Over the years, having listened to many couples with their marriage problems, I always came away with, “What this man and/or woman so desperately needs is repentance. A changed heart! A love for God and for others!”
I think the answer does not just lie in The Love She Most Desires or The Respect He Desperately Needs. Husbands and wives, indeed all humans, NEED BOTH - love AND respect for each other and from each other, but first of all for God! Reading all of Ephesians would be helpful and following it would be God pleasing. People need to see that both, males and females, need to be submissive to God and to each other. No human being is ever full of good-intentions – we are all sinners – born with self-centered, self-serving ways, however disguised we may present these intentions. Yes, even among people of faith.
Men and women are different! We are not from Mars or Venus! Men are not blue and women pink! We're not spaghetti and the other waffles! That’s not news to anyone! Our Creator made us male and female – totally, uniquely, obviously different from each other. And both need Christ who gives salvation full and free, the fruit of the Spirit, and wisdom to all who ask! He is the Source of our Love!
Speaking from a perspective of 43 years of a mutually respectful, tenderly loving and caring relationship, where both of us seek to do the will of the Father, I can only say that this book aims more to change people’s behaviors than their hearts. Only Christ can change a heart and with that, the heart of each marriage, and ultimately their behaviors towards one another.
As with any book, have a read to form your own opinion. This just happens to be mine – for what it's worth.
7 comments:
Hi Karin, I started to read this book quite some time ago and never did finish it. I couldn't put my finger on exactly what was wrong with it, but I knew something was. You have so eloquently summarized thoughts I was unable to put into words! Exactly my impression of the book as well - another self-help book. I love what you said: "Only Christ can change a heart and with that, the heart of each marriage, and ultimately their behaviors towards one another". So true! Thanks for a great post.
One of my favorite books on marriage. I use it in counseling and in my junior college course. Your review/discussion of it was very good.
I prayed to God to change me and understand I can only change myself.
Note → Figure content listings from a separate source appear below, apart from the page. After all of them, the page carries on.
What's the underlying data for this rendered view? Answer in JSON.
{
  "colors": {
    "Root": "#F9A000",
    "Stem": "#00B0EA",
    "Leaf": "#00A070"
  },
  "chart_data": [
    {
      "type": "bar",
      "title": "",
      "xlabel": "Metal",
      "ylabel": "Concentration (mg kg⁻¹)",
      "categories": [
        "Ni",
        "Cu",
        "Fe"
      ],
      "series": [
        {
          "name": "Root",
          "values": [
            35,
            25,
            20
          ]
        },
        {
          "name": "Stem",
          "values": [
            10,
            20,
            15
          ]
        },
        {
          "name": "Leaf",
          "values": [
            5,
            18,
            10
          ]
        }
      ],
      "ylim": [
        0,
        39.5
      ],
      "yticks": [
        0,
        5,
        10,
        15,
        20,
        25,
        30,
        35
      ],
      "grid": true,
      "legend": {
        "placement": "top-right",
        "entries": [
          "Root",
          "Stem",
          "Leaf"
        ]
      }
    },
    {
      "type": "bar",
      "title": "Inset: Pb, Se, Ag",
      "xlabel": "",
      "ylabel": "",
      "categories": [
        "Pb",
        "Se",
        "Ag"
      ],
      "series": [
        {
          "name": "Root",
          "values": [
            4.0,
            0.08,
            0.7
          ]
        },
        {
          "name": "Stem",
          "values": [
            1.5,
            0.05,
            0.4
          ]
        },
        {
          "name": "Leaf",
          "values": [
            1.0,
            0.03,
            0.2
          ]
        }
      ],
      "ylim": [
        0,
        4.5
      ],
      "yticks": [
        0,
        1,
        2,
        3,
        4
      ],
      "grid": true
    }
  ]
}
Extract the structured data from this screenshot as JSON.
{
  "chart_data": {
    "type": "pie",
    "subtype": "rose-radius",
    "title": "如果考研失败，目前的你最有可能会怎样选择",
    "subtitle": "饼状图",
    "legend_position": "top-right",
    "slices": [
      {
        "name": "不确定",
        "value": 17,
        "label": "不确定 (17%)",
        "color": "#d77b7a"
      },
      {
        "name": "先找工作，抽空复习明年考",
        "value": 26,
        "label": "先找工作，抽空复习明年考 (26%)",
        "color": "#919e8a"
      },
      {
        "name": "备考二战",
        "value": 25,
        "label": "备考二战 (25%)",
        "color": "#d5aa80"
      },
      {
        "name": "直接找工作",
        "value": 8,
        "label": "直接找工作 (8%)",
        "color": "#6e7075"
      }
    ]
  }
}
When I did that he began to change too and each morning we thank each other for changing ourselves with God's help.
QMM
Beautiful, Karin. I totally agree that we all need love AND respect. I never had either in my first marriage ---but I certainly do in this one. Wooo--what a huge difference.
Thanks for sharing.
Hugs,
betsy
I did a Bible study a few years ago on this subject and the study referred to this book a lot. It really opened my eyes and has helped me have a better relationship with my husband.
Thanks everyone for your valuable input and taking the time to comment. Much appreciated!
I like the book, but I never TOTALLY like a book, if you know what I mean. Books are just men's opinions, no matter how good they are. The secret to reading any book is devouring the meat and spitting out the bones. (That's just my less-than-eloquent way of saying think about the good things and ignore the bad.)
You've hit the nail on the head: mutual submission. Isn't it amazing how many people miss that "mutual" part? And in doing so they've made the word "submission" into a bad one. Too bad, too, because God says it so plainly and with so much love and respect.